In November, the 30-year-old rapper was sentenced to two-to-four years in prison after Judge Genece Brinkley determined that he was in violation of his probation. Mill’s attorneys said the sentence was unjust and accused the judge of showing “enormous bias” against the rapper. They alleged Judge Brinkley of making inappropriate demands in private, including requesting that Mill give her a shout-out in a song and requesting that he leave his management at Roc Nation in favor of Philadelphia music figure Charlie Mack, of who she was an associate. The FBI subsequently launched a probe into the allegations.
Beyond the alleged misconduct of the judge, Mill’s sentencing was seen as emblematic of the country’s broken criminal justice system and its unfair treatment of black adult men.
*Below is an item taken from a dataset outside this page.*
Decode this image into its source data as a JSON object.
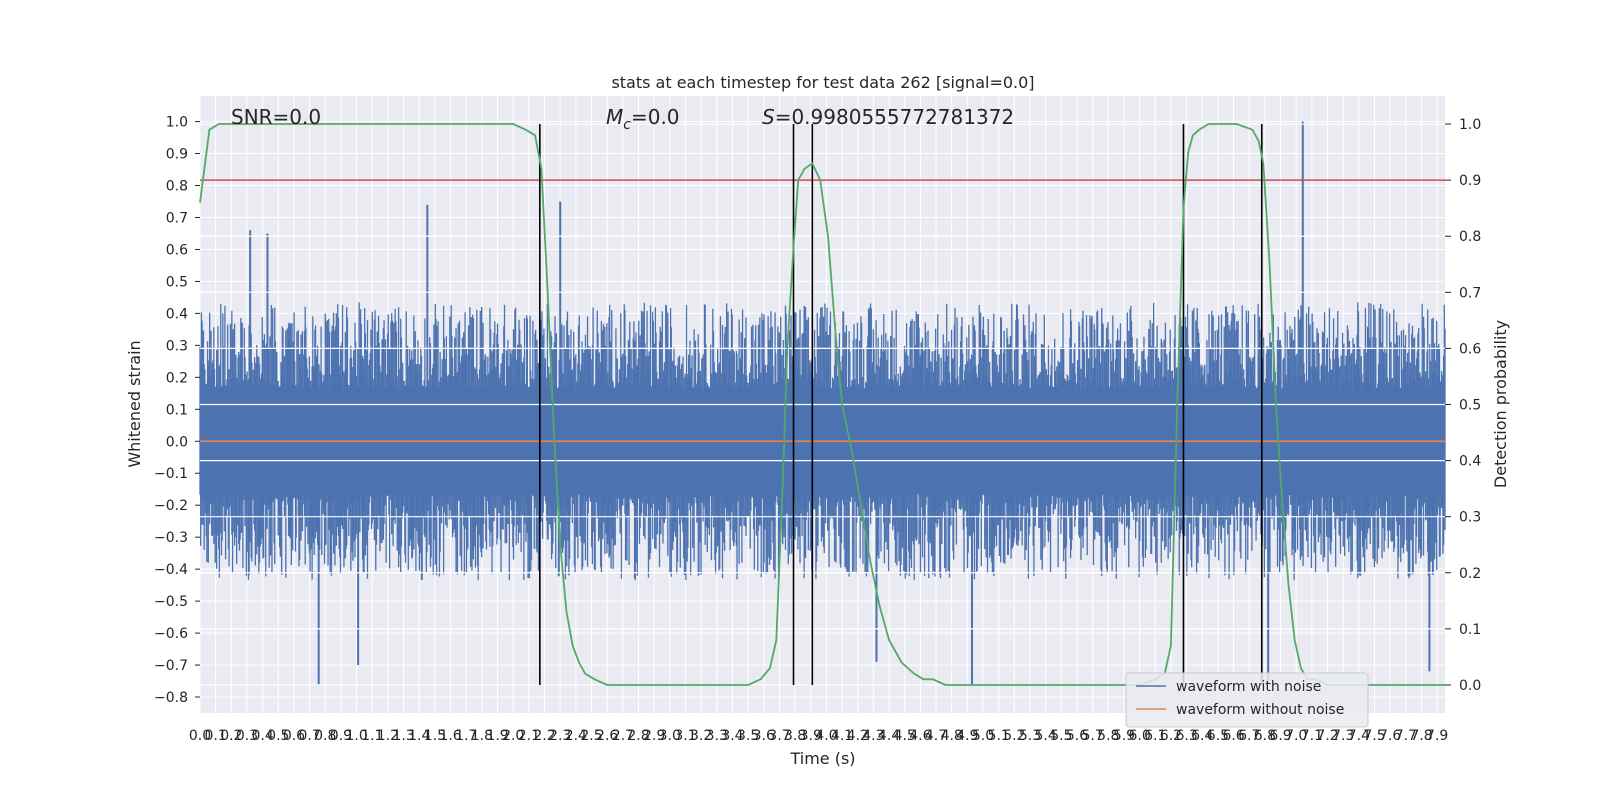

In an op-ed published to the New York Times, JAY-Z argued that Mill’s case was “just one example of how our criminal justice system entraps and harasses hundreds of thousands of black people every day.” Specifically, JAY-Z took issue with probation, or as he called it, “a land mine, with a random misstep bringing consequences greater than the crime. A person on probation can end up in jail over a technical violation like missing a curfew.”
In Mill’s case, his probation stemmed from an 11-year-old case. The charges that led to his “violation” were minor in nature — he was arrested for popping a wheelie on a motorcycle on the set of a music video — and were later thrown out. What’s more, both the prosecutor and the parole officer recommended no additional jail time for Mill. Judge Brinkley disagreed, however, unilaterally deciding Mill’s actions warranted a minimum of two years in prison. Even after the allegations of misconduct surfaced, the judge refused to recuse herself from the case and denied Mill’s repeated requests for bail, saying he was “a danger to the community.”
Fortunately, on Tuesday the Supreme Court of Pennsylvania overturned Brinkley’s decision, citing questions regarding the credibility of the officer who original arrested Mill in 2007, according to TMZ. The court also noted that prosecutors were not opposed to Mill’s release.
Upon his release, Mill shared the following statement:
“I’d like to thank God, my family, my friends, my attorneys, my team at Roc Nation including JAY-Z, Desiree Perez, my good friend Michael Rubin, my fans, The Pennsylvania Supreme Court and all my public advocates for their love, support and encouragement during this difficult time.”
“While the past five months have been a nightmare, the prayers, visits, calls, letters and rallies have helped me stay positive.”
To the Philadelphia District Attorney’s office, I’m grateful for your commitment to justice – not only for my case, but for others that have been wrongfully jailed due to police misconduct. Although I’m blessed to have the resources to fight this unjust situation, I understand that many people of color across the country don’t have that luxury and I plan to use my platform to shine a light on those issues. In the meantime, I plan to work closely with my legal team to overturn this unwarranted conviction and look forward to reuniting with my family and resuming my music career.”